Water Systems Positive For Naegleria Fowleri
On June 29, LDH announced that two water systems undergoing routine drinking water testing results turned out positive for Naegleria fowleri. The Terrebonne Parish’s Schriever Water system and the Ouachita Parish’s North Monroe Water System both tested positive for the amoeba.
Both the water systems as well as local officials have been officially notified of the findings. Further, the water systems have been requested to convert to the free chlorine disinfection method for 60 days to ensure that the bacteria will be eliminated completely.
LDH has been routinely testing for the presence of the bacteria since 2015, and has collected a total of 540 samples since 2013.
Because of the findings, the Department warns families that although the tap water is safe for drinking, they are urged to avoid getting the water into their noses as it can cause primary amebic meningoencephalitis (PAM), which is a brain infection that causes serious damage to the brain tissue.
Cases Of Naegleria Fowleri Infection
This is not the first time that LDH has found traces of the amoeba in their water systems. The Terrebonne Parish, Ascension, and St. Bernard water systems also tested positive for the bacteria.

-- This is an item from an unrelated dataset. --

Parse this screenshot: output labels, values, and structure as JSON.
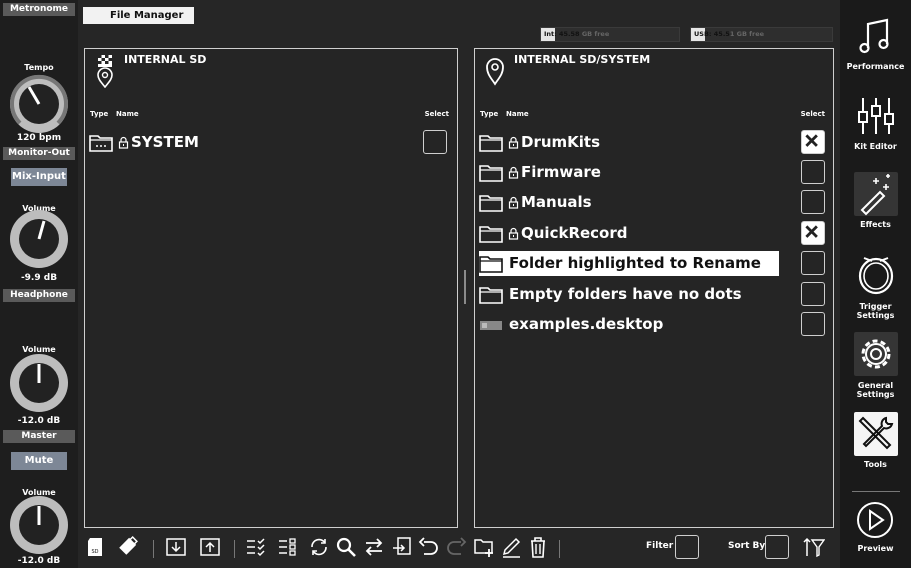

Several deaths resulting from Naegleria Fowleri infections were also recorded as the U.S. National Whitewater Center was prompted to suspend whitewater activities after 18-year-old Lauren Seitz from Ohio got infected with the bacteria.
Eleven-year-old South Carolina girl Hannah Katherine Collins also passed away after getting the infection from a river, while young track star Michael Riley succumbed to the infection that he got after swimming in the lake.
The fatality rate for Naegleria fowleri is 97 percent, and only four people have been known to survive from the infection between 1962 and 2016.
First of all, it is important to note that Naegleria fowleri cannot be contracted by drinking infected water and neither can it be passed from one person to another. What authorities are concerned about is when contaminated water enters the nose, as it is the primary means of infection.
As such, authorities are urging the public to be very careful when it comes to swimming in fresh water, or even just washing your face with contaminated water. This is especially important to remember because from the nose, the amoeba may travel up to the brain where it is able to destroy brain tissue.
Supervising children during baths and while playing with sprinklers or hoses is advised, and walking or lowering yourself into the water is also wise instead of jumping into bath water or swimming pools. Allowing the water to run for five minutes to wash out the pipes before bathing is also advised, and sinus rinse solutions must only be done using boiled and cooled, sterile, or distilled water.
Naegleria fowleri is a rare infection, and its symptoms of vomiting, headache, fever, and stiff neck could also be related to other bacterial infections. However, medical care should be sought after upon any sudden onset of these symptoms.